Trivial Thursday: three events

On June 29, many events in literary history occurred that intrigue me, but I've chosen these few to bring to your attention.

In 1613, the Globe Theater, where most of Shakespeare's plays debuted, burned to the ground. Like other theaters of that era, the Globe was a round wooden structure with a stage at one end and covered balconies for the gentry. Galleries could seat about a thousand with "standing room" on the ground around the stage for another two thousand.

Shakespeare's acting company, the Lord Chamberlain's Men, had built the Globe in 1599 from the remains of Burbage's Theater which had been London's first permanent theater in 1576. Before Burbage had built his theater, plays and such were informal events found on street corners and in the yards of inns.

The second event I find of much importance is the anniversary of the death of Elizabeth Barrett Browning, the most popular woman poet of the 19th century in British literature.

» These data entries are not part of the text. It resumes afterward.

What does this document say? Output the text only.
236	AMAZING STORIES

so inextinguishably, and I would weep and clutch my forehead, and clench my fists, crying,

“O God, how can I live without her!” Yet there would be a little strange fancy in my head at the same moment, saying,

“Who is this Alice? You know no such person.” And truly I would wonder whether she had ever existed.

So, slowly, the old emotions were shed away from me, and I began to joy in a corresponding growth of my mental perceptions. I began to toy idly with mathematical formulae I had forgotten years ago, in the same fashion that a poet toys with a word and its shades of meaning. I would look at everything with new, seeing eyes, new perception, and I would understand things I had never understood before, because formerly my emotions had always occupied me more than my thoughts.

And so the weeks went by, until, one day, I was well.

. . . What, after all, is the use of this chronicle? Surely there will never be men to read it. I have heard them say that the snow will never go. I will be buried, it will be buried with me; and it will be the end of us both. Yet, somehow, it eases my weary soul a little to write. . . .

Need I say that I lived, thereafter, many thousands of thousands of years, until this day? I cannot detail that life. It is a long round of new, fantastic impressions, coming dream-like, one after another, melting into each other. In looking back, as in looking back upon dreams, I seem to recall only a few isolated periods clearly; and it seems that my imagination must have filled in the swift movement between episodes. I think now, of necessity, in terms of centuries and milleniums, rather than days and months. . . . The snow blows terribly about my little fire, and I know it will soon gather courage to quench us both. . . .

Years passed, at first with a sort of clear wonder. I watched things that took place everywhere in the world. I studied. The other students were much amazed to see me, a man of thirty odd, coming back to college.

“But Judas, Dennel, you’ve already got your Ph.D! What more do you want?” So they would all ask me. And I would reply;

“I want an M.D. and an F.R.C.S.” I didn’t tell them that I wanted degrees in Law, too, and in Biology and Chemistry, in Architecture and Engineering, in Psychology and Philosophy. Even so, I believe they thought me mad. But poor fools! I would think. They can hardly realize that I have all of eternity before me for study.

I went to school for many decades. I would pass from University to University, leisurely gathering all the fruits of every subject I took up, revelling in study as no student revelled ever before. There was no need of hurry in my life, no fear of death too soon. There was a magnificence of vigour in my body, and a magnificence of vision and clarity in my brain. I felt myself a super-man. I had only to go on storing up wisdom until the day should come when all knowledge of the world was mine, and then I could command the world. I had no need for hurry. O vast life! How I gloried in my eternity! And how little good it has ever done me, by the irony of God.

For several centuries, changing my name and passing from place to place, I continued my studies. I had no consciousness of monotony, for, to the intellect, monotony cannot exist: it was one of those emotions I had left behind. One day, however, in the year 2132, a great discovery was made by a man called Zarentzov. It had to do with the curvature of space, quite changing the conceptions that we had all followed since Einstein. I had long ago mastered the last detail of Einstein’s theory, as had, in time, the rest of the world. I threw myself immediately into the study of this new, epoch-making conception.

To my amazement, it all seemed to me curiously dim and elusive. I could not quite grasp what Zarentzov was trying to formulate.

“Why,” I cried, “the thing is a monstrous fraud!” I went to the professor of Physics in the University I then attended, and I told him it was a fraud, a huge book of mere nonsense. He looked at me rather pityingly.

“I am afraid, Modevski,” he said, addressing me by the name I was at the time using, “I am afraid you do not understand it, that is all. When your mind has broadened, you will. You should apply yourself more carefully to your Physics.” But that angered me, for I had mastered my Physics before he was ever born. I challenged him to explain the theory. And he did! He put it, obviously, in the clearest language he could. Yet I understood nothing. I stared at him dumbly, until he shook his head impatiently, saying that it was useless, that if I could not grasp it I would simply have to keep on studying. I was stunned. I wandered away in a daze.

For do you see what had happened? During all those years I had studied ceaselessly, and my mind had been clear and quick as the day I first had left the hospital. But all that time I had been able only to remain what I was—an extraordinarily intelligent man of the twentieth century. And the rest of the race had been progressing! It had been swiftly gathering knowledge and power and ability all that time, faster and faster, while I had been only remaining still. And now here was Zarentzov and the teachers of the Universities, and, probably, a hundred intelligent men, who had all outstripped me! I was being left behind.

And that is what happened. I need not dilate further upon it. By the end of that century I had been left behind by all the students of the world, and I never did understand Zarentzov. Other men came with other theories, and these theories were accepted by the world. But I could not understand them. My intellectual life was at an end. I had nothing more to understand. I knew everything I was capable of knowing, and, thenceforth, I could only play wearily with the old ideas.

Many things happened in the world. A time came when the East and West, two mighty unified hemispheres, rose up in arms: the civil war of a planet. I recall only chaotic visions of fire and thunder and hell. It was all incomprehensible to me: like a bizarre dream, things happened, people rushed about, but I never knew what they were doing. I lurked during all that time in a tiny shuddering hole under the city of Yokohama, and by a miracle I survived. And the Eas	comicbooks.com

I was an impressionable young girl when I discovered her in English lit. I can still recite How Do I Love Thee after all these years.

She died on this day in Florence, Italy, in 1861 and was buried there. She'd come to view Florence as her spiritual home. Her husband Robert, considered a lesser talent most of the 19th century, planned to be buried beside her. Twenty-eight years later when he died in Venice, the Florentine cemetery was full. Separated by death, they remained separated when he was buried in Poet's Corner in Westminster Abbey.

A final momentous event was the marriage on this day in 1854 of Charlotte Brontë and young curate Arthur Bell Nichols. Charlotte's difficult father, also a curate, refused to go to the wedding so she was given away in marriage by her former teacher, a Miss Wooler, after first consulting the Prayer Book and determining that no gender was indicated for the "friend" who was to give the bride away in the absence of the father.

How very appropriate and assertive for the woman writer who many consider gave birth to women's fiction. You, of course, recall that Charlotte under the pen name Bell wrote Jane Eyre, another book that inspired and thrilled me--along with a few million other women through the centuries.